Walter G. Johnson (RegNet, Australian National University) has posted “Flexible Regulation for Dynamic Products? The Case of Applying Principles-Based Regulation to Medical Products Using Artificial Intelligence” (Law, Innovation and Technology 14(2)) on SSRN. Here is the abstract:
Emerging technologies including artificial intelligence (AI) enable novel products to have dynamic and even self-modifying designs, challenging approval-based products regulation. This article uses a proposed framework by the US Food and Drug Administration (FDA) to explore how flexible regulatory tools, specifically principles-based regulation, could be used to manage ‘dynamic’ products. It examines the appropriateness of principles-based approaches for managing the complexity and fragmentation found in the setting of dynamic products in terms of regulatory capacity and accountability, balancing flexibility and predictability, and the role of third parties. The article concludes that successfully deploying principles-based regulation for dynamic products will require taking serious lessons from the global financial crisis on managing complexity and fragmentation while placing equity at the centre of the framework.
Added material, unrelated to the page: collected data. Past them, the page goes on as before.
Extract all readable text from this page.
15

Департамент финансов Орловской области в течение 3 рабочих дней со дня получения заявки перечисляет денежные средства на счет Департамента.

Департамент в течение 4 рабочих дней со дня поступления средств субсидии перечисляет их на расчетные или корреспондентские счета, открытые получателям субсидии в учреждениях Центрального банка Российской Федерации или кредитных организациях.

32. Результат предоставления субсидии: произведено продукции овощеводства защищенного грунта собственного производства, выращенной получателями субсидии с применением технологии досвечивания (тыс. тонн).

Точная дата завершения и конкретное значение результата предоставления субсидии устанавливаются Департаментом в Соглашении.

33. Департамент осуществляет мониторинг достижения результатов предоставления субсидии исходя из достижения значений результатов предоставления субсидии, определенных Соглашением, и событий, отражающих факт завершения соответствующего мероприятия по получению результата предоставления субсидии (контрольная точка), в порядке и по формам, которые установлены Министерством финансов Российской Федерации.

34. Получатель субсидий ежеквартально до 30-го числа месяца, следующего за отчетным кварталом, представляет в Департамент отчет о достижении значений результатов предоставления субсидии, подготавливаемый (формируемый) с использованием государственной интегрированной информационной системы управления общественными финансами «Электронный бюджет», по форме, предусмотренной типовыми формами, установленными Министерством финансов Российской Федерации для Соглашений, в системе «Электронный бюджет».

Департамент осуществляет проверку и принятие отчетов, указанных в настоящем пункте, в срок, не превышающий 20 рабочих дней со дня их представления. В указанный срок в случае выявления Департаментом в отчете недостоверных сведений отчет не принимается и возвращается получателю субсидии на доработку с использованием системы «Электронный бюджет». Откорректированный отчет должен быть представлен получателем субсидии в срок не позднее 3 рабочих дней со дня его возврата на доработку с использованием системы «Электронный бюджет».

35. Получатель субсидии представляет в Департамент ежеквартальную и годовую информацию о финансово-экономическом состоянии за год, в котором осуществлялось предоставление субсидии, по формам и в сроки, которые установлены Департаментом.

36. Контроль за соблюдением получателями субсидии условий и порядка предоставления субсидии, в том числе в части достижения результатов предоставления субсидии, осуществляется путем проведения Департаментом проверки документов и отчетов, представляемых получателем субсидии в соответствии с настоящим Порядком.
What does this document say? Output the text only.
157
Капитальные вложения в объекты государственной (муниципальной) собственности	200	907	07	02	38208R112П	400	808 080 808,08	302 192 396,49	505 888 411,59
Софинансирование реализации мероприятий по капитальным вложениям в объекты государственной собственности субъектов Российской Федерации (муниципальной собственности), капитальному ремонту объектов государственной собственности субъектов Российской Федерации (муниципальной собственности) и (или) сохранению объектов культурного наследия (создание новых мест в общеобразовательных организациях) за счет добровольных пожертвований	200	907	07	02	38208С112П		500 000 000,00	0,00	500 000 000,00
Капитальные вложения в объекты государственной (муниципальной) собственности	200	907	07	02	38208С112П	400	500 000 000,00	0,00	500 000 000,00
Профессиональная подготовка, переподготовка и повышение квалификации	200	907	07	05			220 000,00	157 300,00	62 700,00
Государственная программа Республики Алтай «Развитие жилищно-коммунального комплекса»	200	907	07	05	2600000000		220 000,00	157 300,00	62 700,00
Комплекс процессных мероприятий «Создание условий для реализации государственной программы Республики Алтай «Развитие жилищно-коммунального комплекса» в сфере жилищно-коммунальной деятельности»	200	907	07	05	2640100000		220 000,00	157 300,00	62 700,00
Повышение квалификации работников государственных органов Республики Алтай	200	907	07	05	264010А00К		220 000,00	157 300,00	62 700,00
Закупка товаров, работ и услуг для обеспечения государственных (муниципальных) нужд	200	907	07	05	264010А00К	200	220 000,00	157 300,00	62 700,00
Julie E. Cohen (Georgetown University Law Center) has posted “From Lex Informatica to the Control Revolution (Berkeley Technology Law Journal 2022) on SSRN. Here is the abstract:
Legal scholarship on the encounter between networked digital technologies and law has focused principally on how legal and policy processes should respond to new technological developments and has spent much less time considering what that encounter might signify for the shape of legal institutions themselves. This essay focuses on the latter question. Within fields like technology studies, labor history, and economic sociology, there is a well-developed tradition of studying the ways that new information technologies and the “control revolution” they enabled—in brief, a quantum leap in the capacity for highly granular oversight and management—have elicited long-term, enduring changes in the structure and operation of economic organizations. I begin by considering some lessons of work in that tradition for law understood as a set of organizations constituted for the purpose of governance. Next, I turn the lens inward, offering some observations about techlaw scholarship that are essentially therapeutic. The disruptions of organizational change have affected scholars who teach, think, and write about techlaw in ways more profound than are commonly acknowledged and discussed. It seems fitting, in a symposium dedicated to Joel Reidenberg’s life and work, to use the process of grief as a device for exploring the arc of techlaw scholarship over its first quarter century. The fit is surprisingly good and the takeaways relatively clear: If, as I intend to suggest, the organizational forms that underpin our familiar legal institutions have been in the process of evolving out from under us, we still have choices to make about how legal institutions optimized for the information economy will be constituted. Finally, I identify two sets of important considerations that should inform the processes of organizational and institutional redesign.